Table of Contents
ISRN Ecology
Volume 2011 (2011), Article ID 461310, 12 pages
Research Article

Determination of Alterations in Forest Condition Using Various Measures of Land Use Change along an Urban-Rural Gradient in the West Georgia Piedmont, USA

1School of Forestry & Wildlife Sciences, Auburn University, Auburn, AL 36849-5418, USA
2School of Forest Resources, University of Washington, Box 352100, Seattle, WA 98195-2100, USA

Received 3 February 2011; Accepted 14 March 2011

Academic Editor: G. Moreno

Copyright © 2011 Diane M. Styers et al. This is an open access article distributed under the Creative Commons Attribution License, which permits unrestricted use, distribution, and reproduction in any medium, provided the original work is properly cited.

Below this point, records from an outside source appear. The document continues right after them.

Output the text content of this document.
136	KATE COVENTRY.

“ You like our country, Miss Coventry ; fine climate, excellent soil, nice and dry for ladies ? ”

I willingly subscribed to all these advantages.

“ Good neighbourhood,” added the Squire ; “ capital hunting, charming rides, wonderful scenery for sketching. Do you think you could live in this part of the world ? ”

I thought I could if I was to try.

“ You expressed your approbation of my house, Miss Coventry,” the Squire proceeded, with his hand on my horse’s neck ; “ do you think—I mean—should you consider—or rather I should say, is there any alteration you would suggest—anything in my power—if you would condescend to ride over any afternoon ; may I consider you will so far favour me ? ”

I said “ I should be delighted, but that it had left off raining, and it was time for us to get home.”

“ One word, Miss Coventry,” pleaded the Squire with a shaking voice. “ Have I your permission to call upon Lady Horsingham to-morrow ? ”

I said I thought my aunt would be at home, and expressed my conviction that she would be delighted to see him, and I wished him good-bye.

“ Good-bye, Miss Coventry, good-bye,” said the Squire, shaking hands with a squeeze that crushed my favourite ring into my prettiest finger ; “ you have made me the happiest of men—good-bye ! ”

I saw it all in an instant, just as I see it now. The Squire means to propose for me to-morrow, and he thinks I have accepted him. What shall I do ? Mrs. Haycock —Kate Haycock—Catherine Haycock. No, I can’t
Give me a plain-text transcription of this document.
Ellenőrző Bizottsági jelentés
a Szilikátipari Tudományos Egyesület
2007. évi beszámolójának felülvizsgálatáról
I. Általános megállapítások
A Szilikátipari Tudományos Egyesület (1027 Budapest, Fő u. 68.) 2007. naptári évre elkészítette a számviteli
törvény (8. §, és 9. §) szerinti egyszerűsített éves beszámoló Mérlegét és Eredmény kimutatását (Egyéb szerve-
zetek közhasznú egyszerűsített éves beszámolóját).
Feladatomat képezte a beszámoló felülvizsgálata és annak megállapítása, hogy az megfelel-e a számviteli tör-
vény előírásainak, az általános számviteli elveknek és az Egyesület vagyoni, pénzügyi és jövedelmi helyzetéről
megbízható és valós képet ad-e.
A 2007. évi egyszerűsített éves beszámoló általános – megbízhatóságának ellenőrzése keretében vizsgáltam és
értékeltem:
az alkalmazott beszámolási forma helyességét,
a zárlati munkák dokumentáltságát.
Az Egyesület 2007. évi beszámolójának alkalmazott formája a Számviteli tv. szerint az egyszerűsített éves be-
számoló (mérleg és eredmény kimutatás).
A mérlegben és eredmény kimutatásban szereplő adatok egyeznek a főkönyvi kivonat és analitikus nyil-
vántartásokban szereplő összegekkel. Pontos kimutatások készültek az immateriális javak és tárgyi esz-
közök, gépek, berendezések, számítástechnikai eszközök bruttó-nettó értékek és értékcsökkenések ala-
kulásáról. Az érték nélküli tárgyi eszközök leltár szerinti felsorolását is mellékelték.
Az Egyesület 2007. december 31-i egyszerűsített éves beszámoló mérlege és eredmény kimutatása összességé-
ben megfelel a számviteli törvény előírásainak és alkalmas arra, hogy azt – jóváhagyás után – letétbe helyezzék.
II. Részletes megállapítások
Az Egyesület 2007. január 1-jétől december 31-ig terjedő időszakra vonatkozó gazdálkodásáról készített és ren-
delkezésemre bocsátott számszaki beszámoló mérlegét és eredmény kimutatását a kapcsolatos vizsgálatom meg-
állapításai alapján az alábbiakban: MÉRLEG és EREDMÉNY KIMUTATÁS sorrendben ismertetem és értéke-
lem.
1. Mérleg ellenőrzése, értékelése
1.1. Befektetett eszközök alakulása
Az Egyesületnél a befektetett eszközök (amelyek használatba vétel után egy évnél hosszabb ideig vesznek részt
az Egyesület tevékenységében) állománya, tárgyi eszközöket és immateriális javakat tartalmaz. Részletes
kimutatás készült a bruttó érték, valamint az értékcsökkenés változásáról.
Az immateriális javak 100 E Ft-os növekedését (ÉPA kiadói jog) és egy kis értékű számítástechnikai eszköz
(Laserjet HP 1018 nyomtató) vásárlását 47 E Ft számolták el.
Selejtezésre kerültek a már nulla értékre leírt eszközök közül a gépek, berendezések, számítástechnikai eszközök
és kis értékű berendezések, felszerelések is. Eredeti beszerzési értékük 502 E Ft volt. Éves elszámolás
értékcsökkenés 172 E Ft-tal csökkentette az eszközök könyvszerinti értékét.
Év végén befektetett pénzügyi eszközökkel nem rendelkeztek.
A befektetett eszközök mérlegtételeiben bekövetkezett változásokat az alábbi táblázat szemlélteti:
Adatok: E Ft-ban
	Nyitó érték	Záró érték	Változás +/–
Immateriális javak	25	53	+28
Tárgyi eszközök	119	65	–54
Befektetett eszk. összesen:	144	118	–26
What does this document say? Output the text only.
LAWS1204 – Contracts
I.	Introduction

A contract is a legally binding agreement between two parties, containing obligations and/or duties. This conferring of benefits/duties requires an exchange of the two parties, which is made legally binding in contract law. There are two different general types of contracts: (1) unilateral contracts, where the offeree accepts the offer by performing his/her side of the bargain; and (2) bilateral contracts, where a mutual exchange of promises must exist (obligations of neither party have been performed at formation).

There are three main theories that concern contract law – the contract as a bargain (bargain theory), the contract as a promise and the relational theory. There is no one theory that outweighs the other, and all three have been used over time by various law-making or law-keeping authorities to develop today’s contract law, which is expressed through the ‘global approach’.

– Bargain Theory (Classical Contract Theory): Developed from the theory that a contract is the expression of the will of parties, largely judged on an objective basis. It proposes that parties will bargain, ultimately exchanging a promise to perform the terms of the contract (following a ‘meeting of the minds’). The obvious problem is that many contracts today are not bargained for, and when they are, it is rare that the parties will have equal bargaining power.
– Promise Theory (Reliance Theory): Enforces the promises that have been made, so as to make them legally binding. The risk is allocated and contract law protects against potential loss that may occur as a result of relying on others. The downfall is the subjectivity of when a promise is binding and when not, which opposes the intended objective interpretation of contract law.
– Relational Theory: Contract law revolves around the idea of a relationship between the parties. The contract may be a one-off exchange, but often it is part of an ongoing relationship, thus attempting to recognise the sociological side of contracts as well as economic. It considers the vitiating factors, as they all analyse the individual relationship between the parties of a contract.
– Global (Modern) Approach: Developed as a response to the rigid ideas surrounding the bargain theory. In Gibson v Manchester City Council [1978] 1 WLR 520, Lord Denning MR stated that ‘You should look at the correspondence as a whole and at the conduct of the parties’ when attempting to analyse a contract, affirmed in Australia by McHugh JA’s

Our overall goal was to examine forest condition across different land use types through measurement of various biotic, abiotic, and anthropogenic variables. Thirty-six permanent 0.05-ha circular plots were established along an urban-rural gradient near Columbus, Ga, USA. In general, forest structure did not differ by land use type for the majority of variables measured. However, urban forests contained less total tree and hardwood species than developing or rural areas. Regarding forest condition, no differences were observed for pest or disease incidence by land use, but more mechanical injury (broken branches, wounds, etc.) was found in urban locales. Lichens were the most sensitive indicator of possible changes in forest condition. Lichen incidence, abundance, and species richness were the greatest in rural forests and the least in urban locations. These factors were related to several indicators of urbanization such as housing density and distance from roads. In this case study subtle, but significant changes in forest structure and condition may have resulted from alterations in land use patterns.